Girard’s own criticism is notable not only for the elegance of its prose and the beauty of its images (who can forget the fable of the man who, unwilling to believe the treasure he is seeking is nowhere to be found, looks for it under a boulder too heavy to lift?), but also for its sense of humor. This is not a matter of “laugh lines” or any of the usual effets de manche of comic writing. It’s a sort of glow that lights up every corner of the essayistic space. It intensifies here or there, perhaps, as in the analysis of the bidding war between de Rênal and Valenod in The Red and the Black or in the comparison between the underground man’s look-at-me-not-paying-attention-to-you histrionics and the clench-jawed anti-rhetoric of l’écriture blanche. In the main, however, the comic quality of Girard’s essay is thoroughgoing, an unbroken texture.

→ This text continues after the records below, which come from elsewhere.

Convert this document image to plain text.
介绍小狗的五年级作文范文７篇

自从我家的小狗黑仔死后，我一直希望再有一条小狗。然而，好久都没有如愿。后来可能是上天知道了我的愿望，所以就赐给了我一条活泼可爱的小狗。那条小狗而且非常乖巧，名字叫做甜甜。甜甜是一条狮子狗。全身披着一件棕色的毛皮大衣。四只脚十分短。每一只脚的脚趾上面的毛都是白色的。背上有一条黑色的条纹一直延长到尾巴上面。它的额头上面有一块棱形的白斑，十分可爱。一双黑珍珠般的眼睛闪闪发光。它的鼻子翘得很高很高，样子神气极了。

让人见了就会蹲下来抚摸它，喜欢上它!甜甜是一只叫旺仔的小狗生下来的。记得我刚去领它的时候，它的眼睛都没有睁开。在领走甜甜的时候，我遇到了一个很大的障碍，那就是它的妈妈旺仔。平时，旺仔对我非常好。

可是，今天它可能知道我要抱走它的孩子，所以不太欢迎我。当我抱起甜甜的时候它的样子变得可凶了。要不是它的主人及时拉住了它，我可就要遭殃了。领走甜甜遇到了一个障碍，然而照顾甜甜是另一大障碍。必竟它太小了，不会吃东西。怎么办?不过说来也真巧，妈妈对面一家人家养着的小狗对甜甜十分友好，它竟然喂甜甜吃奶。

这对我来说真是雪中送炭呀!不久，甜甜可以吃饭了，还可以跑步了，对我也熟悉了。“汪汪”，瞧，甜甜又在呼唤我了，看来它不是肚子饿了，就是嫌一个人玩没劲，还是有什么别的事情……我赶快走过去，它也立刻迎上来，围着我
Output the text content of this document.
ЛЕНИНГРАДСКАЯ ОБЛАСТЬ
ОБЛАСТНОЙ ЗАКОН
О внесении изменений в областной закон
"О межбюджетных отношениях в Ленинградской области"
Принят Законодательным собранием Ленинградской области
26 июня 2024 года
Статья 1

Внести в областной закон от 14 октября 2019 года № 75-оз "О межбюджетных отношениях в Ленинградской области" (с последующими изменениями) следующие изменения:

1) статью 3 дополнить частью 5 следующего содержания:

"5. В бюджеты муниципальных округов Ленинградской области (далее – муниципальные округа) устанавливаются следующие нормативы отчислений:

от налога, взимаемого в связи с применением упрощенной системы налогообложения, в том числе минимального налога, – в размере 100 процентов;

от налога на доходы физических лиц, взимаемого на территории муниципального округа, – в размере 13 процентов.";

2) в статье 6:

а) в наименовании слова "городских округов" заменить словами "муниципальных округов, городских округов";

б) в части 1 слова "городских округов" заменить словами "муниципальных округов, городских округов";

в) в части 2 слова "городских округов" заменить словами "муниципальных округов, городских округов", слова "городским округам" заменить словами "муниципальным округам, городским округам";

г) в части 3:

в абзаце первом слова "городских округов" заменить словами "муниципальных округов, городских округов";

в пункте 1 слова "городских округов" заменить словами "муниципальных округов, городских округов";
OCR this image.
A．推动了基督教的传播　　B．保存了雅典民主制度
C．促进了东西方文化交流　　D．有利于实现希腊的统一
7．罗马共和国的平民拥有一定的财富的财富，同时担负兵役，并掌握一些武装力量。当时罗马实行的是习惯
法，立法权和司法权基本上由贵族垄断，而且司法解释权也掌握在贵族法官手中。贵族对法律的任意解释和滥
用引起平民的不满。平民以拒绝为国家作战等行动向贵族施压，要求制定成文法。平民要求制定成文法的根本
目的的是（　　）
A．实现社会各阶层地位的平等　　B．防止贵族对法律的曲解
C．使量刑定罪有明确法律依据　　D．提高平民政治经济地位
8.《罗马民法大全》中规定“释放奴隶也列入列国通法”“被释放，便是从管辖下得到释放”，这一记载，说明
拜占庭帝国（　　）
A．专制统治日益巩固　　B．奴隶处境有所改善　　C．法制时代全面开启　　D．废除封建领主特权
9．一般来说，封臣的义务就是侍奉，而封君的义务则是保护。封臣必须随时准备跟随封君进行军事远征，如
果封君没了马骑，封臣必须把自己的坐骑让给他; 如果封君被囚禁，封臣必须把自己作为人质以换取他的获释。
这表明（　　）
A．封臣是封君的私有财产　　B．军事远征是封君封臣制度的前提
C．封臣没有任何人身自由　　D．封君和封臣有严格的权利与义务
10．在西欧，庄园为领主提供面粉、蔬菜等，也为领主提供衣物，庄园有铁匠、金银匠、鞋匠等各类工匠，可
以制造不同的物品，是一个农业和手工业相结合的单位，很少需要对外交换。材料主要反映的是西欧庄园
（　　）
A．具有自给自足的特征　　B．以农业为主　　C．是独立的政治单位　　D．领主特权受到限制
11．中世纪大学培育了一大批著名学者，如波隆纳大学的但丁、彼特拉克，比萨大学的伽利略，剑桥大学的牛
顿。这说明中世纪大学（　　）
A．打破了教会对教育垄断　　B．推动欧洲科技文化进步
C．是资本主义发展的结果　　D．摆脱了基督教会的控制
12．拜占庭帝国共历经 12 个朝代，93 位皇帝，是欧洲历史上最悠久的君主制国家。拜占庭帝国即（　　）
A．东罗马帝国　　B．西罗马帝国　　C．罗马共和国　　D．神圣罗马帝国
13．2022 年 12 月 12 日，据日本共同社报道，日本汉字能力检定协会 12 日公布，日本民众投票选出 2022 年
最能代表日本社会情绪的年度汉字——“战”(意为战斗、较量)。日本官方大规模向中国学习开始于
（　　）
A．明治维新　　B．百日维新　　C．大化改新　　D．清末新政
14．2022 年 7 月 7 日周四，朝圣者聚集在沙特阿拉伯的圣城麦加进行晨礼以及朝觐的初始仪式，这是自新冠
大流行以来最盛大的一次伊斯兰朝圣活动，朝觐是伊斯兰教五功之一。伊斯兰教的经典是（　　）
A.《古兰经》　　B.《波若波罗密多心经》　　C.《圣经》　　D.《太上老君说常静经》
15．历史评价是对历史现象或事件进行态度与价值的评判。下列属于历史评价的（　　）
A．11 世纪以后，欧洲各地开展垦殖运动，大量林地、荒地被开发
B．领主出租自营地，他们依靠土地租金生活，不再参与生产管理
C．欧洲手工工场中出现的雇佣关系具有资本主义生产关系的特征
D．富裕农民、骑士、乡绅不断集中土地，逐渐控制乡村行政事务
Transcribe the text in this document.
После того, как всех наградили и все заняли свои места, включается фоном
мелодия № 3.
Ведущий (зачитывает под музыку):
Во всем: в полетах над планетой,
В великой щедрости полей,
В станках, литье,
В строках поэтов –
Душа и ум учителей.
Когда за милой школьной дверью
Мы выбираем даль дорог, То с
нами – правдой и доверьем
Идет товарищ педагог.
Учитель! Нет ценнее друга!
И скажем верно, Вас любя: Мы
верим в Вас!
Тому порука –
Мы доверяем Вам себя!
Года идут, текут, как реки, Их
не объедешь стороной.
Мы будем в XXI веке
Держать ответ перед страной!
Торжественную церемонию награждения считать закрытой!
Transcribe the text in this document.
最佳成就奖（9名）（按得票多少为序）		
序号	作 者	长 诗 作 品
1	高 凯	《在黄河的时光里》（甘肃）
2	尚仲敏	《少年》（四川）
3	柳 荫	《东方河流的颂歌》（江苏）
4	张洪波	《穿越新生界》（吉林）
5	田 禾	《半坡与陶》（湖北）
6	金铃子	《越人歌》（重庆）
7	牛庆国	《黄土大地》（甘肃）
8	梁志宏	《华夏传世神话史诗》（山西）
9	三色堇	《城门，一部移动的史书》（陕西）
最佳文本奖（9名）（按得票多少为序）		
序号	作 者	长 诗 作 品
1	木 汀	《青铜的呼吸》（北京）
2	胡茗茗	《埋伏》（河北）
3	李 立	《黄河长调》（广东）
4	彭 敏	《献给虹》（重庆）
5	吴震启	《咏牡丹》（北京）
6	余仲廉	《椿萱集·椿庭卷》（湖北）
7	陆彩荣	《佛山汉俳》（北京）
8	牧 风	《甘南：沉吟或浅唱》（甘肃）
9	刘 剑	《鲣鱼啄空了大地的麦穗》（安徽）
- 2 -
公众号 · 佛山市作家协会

This ability to transform mimetic desire into literary-critical comedy is, I believe, the single most important source of the magic in Deceit, Desire, and the Novel. It is connected to the exceptional rigor with which Girard depicts the laws of mimetic desire. “There are in Balzac many intuitions parallel to those of the novelists studied in this book,” Girard writes. “But the web in which the desiring subject is trapped is full of rents through which often enough the author himself or his personal representatives slip. In the novelists we have chosen to study the cloth is so closely woven, the thread so strong that it is impossible for anyone to escape the unyielding laws of desire without escaping the desire itself.” (168). The same can be said of Deceit, Desire, and the Novel. Patterns take precedence over anomalies, sameness over difference. Impersonal forces trump the self-determination of the individual will. The daisy chain of unrequited desire in Racine’s Andromache is emphasized at the expense of the precious singularity of each isolated love story; the drawing rooms of Proust become a series of worlds orbiting around one another like the gears in a machine of snobbery. Childish imitation, sexual sadomasochism, political partisanship, economic activity, advertising, and coquetry are all explained by means of the same simple principle of human relations. The arabesques of desire, like the topiary hedges in a parterre garden, are perfectly symmetrical. There is no flaw in the chain-mail, no breach through which a spontaneous desire might be allowed to wriggle free.
But this rigor comes at a price. “The observer,” Girard writes, “does not want to descend, in the truth of desire, all the way to the point where this truth would concern himself just as much as the subject of his observations” (187). If Girard had not himself faced the resistance he describes, he would not have been able to testify so convincingly to its strength. If he had not also eventually overcome it, he would not have been able to write Deceit, Desire, and the Novel.
In a radio interview with Robert Harrison, Girard explained how his own early amorous relationships helped him to write his first book. After he turned down a girlfriend who wanted marriage, she got over him, at which point he found himself drawn to her once more. When she wanted commitment, her desire fueled his narcissism, making him wary of giving in; but when she denied herself to him, his self-love collapsed. The current of desire switched direction and began to flow away from him and back toward her. It was then that he realized she was his model of desire.
Girard’s remarks suggest something both obvious and difficult to grasp, namely that the literary comedy that is Deceit, Desire, and the Novel would have been impossible had Girard held himself aloof from the laws of desire. The magic of his work is inseparable from his willingness to sacrifice his vanity for the sake of truthfully representing those laws.